Bestimmt nicht. ;-) Gerade bei solch geringen Stückzahlen von ein paar Dutzend bis einigen zehntausend Stück lohnt es sich überhaupt nicht, maskenprogrammierbare oder einmalig programmierbare Chips einzusetzen - schon gar nicht, bei einem Artikel im Hochpreissegment. Das macht man heute eigentlich nur noch bei großen Stückzahlen für den Massenmarkt, weil der Aufwand dafür sonst die geringe erzielbare Kostenersparnis deutlich überwiegen würde.
Nur um mal ein Beispiel zu nennen, ein Atmel ATtiny13 Microcontroller wäre schon regelrecht überdimensioniert für so eine Aufgabe, kostet einzeln ca. 1 Euro, in Stückzahlen wenige Cent und ist absolut problemlos programmierbar. Eine passende Platine kann man einzeln für ca. 5 Euro produzieren (reine Produktionskosten, kein Layout, aber das ist bei so einer trivialen Aufgabe auch in weniger als einer Stunde erledigt - das Schwierigste dürfte noch die bogenförmige Form sein). Bei ein paar hundert Stück sinken die Kosten pro Platine ebenfalls auf wenige Dutzend Cent. (Nebenbei, Conrad ist IMHO ein Laden für Laien, viel zu teuer, schlecht sortiert und obendrein noch aufdringlich wie ein Marktschreier...)

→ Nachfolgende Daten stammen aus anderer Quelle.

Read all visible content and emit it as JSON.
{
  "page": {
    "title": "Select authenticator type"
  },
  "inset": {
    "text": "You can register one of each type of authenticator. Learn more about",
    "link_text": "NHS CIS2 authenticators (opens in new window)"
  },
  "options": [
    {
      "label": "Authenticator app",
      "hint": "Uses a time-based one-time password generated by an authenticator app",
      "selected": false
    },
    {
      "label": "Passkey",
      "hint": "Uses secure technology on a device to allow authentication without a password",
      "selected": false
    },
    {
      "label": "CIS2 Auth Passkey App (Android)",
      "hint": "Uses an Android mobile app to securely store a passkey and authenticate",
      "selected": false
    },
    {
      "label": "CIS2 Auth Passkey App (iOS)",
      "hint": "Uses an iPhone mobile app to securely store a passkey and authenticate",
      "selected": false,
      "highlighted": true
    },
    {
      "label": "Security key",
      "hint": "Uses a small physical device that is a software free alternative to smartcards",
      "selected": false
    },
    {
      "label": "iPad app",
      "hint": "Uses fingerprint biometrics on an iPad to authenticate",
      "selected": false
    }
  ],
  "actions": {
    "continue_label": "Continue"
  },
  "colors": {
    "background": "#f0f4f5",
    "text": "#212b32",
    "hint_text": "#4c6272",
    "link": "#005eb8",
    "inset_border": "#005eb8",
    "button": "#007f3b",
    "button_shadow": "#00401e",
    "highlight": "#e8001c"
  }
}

Patentrechtliche Probleme kann es auch nicht geben, da es absolut legal ist, sowas zu entwickeln und zu vertreiben, auch ohne, daß man das erst lizensieren müßte. Das Einzige, worauf man bei einem solchen Unterfangen natürlich achten müßte, ist, daß man nicht irgendwelche Original-ROMs 1:1 übernimmt (denn die sind logischerweise urheberrechtlich geschützt), sondern daß man nur das Protokoll analysiert und die Bedeutung der Daten-Records identifiziert, und dann neue Inhalte für die eigenen Objektive generiert. Das kann mitunter etwas Tüftelei bedeuten, und wäre, wenn man bei Null anfangen müßte, relativ arbeitsintensiv. Aber ein Großteil der Protokolle und auch viele der Einträge sind im Netz bereits dokumentiert, so daß man das Rad nicht komplett neu erfinden müßte.